Benefits of open systems in industrial automation

Open systems provide a few different advantages compared with closed or proprietary systems, as developers did not create them with interoperability and inter-system communication in mind.

All devices that process data, including industrial controllers—like PLCs, PACs and so on—need to run on some form of operating system. Using an open OS, or working with a vendor who has based their own proprietary system on an open OS, can ensure better or simpler system interoperability and communication.

With open systems, it's often possible to mix and match open solutions. For example, organizations can operate an IoT fleet made up of devices from different vendors, each of which may provide their own IoT platform or automation solution. Ideally, this setup can reduce the cost and labor involved with integrating multiple systems. Plus, it will give IT and engineering staff who work with these solutions more power and control, as well as flexibility in when new systems or functionality need adding.

With open systems, engineers and system managers can avoid relying on proprietary solutions for systems automation. This factor can be an advantage in situations where multiple systems or devices from several vendors need to work together. Proprietary systems, by comparison, often only work best with vendor equipment and systems. As a result, it may not always be easy or possible to use other systems in unusual ways.

For example, in facilities where process control and environmental controls are highly linked, system designers may need to integrate two systems they wouldn't usually link. In situations like in food production, where inconsistent environmental conditions can negatively impact the process, finding a way for building and process control systems to talk with one another can be essential in meeting product quality standards.

Two vendor-specific systems coordinating certain devices may be difficult or impossible to integrate well, making the overall network harder to organize.
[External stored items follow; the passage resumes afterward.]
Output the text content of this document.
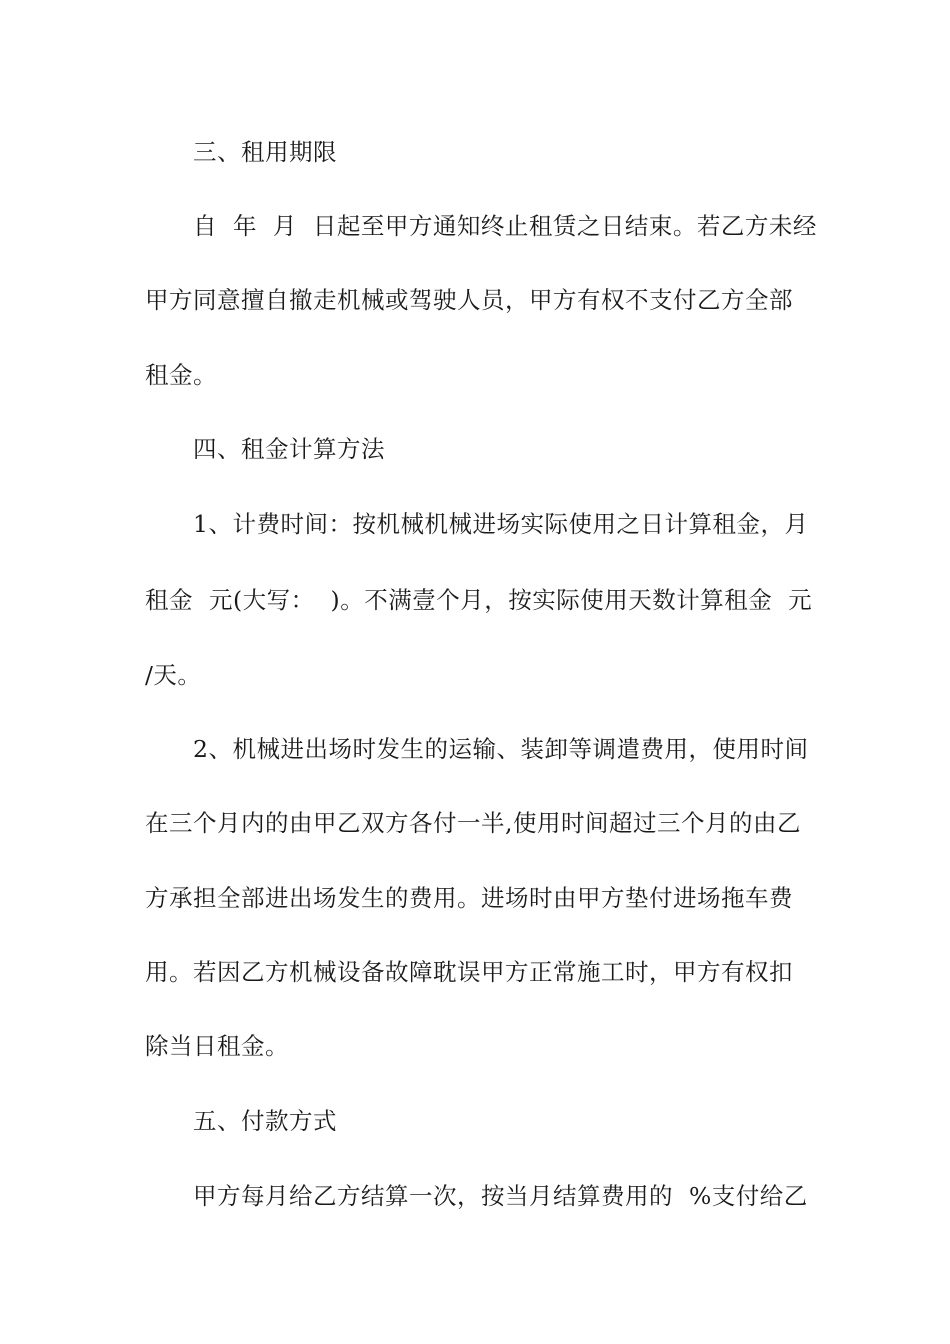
三、租用期限
自  年  月  日起至甲方通知终止租赁之日结束。若乙方未经
甲方同意擅自撤走机械或驾驶人员，甲方有权不支付乙方全部
租金。
四、租金计算方法
1、计费时间：按机械机械进场实际使用之日计算租金，月
租金  元(大写：  )。不满壹个月，按实际使用天数计算租金  元
/天。
2、机械进出场时发生的运输、装卸等调遣费用，使用时间
在三个月内的由甲乙双方各付一半,使用时间超过三个月的由乙
方承担全部进出场发生的费用。进场时由甲方垫付进场拖车费
用。若因乙方机械设备故障耽误甲方正常施工时，甲方有权扣
除当日租金。
五、付款方式
甲方每月给乙方结算一次，按当月结算费用的  %支付给乙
Open systems, however, provide managers with increased flexibility in how they design and automate their networks.

Experts can often program open systems and hardware using the tools they're most familiar with. For example, Opto 22's groov EPIC—an edge programmable industrial controller that is often a component of modern industrial IoT automation solutions—can be set up using most programming languages, as well as flow programming environments like Node-RED.

Integrating open systems

There are some challenges that facilities may face when integrating open systems. Depending on the size of the company behind the solution, there may not be a dedicated customer support team available. Conflicts between an open system and a unique piece of equipment might be harder to troubleshoot than issues between a vendor system and device.

In general, integrating and working with open systems may require more planning. With open systems, there probably won't be an all-in-one solution available, and you or your team will need to spend time planning what devices and controllers to use, as well as what technology will be needed to coordinate and automate functions.

Integrating open systems into industrial facilities

Modern industrial facilities need to coordinate vast systems and a large number of devices and industrial controllers. In some cases, proprietary networking technology and tools can be good enough to manage these systems. However, as the number and variety of devices increase, many system designers are looking to other solutions—like open systems—that provide more flexibility and come designed for inter-system communication.

These systems can provide a few significant advantages over closed systems, especially in cases where managers need to coordinate a variety of devices, or multiple systems need to communicate with each other. Open systems may, on the other hand, be harder to integrate than proprietary or closed systems. System designers and managers should be prepared to troubleshoot device communication on their own and face some road bumps when attempting to coordinate multiple open systems.